Note that testing should not be ad hoc. In other words, testing of each system should follow a formal test plan that outlines the main applications, functionality, test process and expected results if the applications are performing as planned. Yes, this does take a while. However, if stable systems are desired, it is time well spent. If a flawed patch is erroneously approved, installed, and causes production systems to fail, the costs can skyrocket. A decision to bypass testing, or have poor testing, is a gamble that can have disastrous results.
The approval step must be formal. The intent is to take the list of patches, the implementation plan, test results, and present them to a governing body to gain approval to install. The governing body should have the technical knowledge to make an informed decision about the risks and adequacy of the planning.
Even emergency patches must have a defined fast-track process that still requires approval to proceed. Never underestimate the value of review to catch potential issues.
Part of the planning step should be a deployment plan. It may prove beneficial to roll a patch out in phases starting with the least critical systems to see if there are unknown issues that unexpectedly appear in the production environment. In terms of actually installing the patches, there are manual methods and increasingly often, automated update tools that can be used to expedite the installation process. The key here is that installation should follow an approved plan. The actual installation of the patches in production is a relatively small part of the overall patching process.

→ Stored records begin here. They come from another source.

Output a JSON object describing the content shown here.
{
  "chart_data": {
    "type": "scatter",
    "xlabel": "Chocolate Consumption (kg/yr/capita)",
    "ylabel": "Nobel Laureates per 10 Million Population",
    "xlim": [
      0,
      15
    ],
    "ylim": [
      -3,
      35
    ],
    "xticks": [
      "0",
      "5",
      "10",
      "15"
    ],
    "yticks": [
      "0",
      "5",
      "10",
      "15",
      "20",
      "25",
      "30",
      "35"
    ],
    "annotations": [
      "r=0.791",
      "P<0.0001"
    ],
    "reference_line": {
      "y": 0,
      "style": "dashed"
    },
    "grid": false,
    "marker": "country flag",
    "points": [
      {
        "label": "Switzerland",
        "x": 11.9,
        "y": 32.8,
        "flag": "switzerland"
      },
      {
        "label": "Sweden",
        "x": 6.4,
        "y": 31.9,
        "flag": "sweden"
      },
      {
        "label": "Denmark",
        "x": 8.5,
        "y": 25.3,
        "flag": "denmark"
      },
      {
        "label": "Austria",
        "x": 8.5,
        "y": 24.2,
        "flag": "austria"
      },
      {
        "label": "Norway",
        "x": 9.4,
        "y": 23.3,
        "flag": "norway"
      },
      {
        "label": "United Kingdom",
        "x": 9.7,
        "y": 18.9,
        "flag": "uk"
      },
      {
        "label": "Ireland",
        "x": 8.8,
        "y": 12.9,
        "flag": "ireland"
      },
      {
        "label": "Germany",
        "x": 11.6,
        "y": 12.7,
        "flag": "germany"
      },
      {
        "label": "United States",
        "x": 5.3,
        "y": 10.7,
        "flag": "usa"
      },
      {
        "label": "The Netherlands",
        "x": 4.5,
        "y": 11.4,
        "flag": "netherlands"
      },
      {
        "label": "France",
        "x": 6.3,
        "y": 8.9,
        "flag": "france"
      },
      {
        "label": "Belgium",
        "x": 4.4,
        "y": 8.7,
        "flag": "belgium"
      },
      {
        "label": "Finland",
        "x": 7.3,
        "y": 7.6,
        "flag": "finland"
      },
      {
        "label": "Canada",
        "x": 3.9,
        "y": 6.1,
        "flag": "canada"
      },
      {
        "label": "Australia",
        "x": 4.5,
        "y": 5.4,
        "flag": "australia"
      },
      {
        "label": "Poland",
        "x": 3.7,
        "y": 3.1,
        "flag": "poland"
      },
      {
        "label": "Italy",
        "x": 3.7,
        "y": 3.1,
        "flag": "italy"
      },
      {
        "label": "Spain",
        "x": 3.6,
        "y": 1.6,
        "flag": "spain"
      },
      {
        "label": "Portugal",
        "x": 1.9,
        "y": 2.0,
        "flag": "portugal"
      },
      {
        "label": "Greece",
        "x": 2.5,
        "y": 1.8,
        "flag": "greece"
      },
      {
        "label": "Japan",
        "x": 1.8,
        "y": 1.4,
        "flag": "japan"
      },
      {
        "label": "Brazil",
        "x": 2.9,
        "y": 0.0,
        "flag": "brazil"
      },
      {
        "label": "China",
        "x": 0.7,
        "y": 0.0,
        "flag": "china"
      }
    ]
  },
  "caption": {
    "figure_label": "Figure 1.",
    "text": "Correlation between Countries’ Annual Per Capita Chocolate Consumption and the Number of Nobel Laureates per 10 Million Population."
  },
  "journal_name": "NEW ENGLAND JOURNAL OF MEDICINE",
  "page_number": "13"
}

6. Post Deployment Testing
The military has a saying that few plans survive contact with the enemy. In the context of patches, we must be sure that the deployed patches do not break the production systems. At this point, failures could result due to the patches, due to issues with the deployment system, due to keyboarding error, etc. Regardless of why, it is important that there be previous coordination with stakeholders to quickly assess systems to ensure that they are still operating as planned.
Once the patches have been deployed, there should be long-term automated monitoring in place to detect anomalies. Again, because so many variables are in play, even involved test plans may fail to identify a combination of events and values that causes a system to fail. Part of the patching process should be a review of any impacts to the monitoring systems. It may be that patches necessitate changes to production monitoring in order for it to continue to be effective.
In the end, a patch process takes time and effort. As a result, some personnel may elect to attempt bypassing the process for one reason or another. To be successful, the process cannot be partially followed. Everyone must follow the formal patch process.
As a side note, there are automated configuration integrity systems, such as Ecora and Tripwire, which should be used to detect changes. Detected changes must tie out to approved change orders and any others identified as unauthorized changes. All unauthorized changes must be investigated as to why they happened and corrective action taken to prevent them from happening again. Bear in mind a simple auditing tenet — there is no such thing as an immaterial control violation. If a control is bypassed, then a weakness exists and the next breech could be far worse if left uncorrected.
Software is complicated and there will continue to be issues that necessitate patching. As a result, organizations must develop processes that assess the risks associated with patching and make determinations about what to do and what not to do. Organizations can no longer afford to have a "patch and pray" mentality. Instead, they must view patching as a formal process that is going to be around for a long time.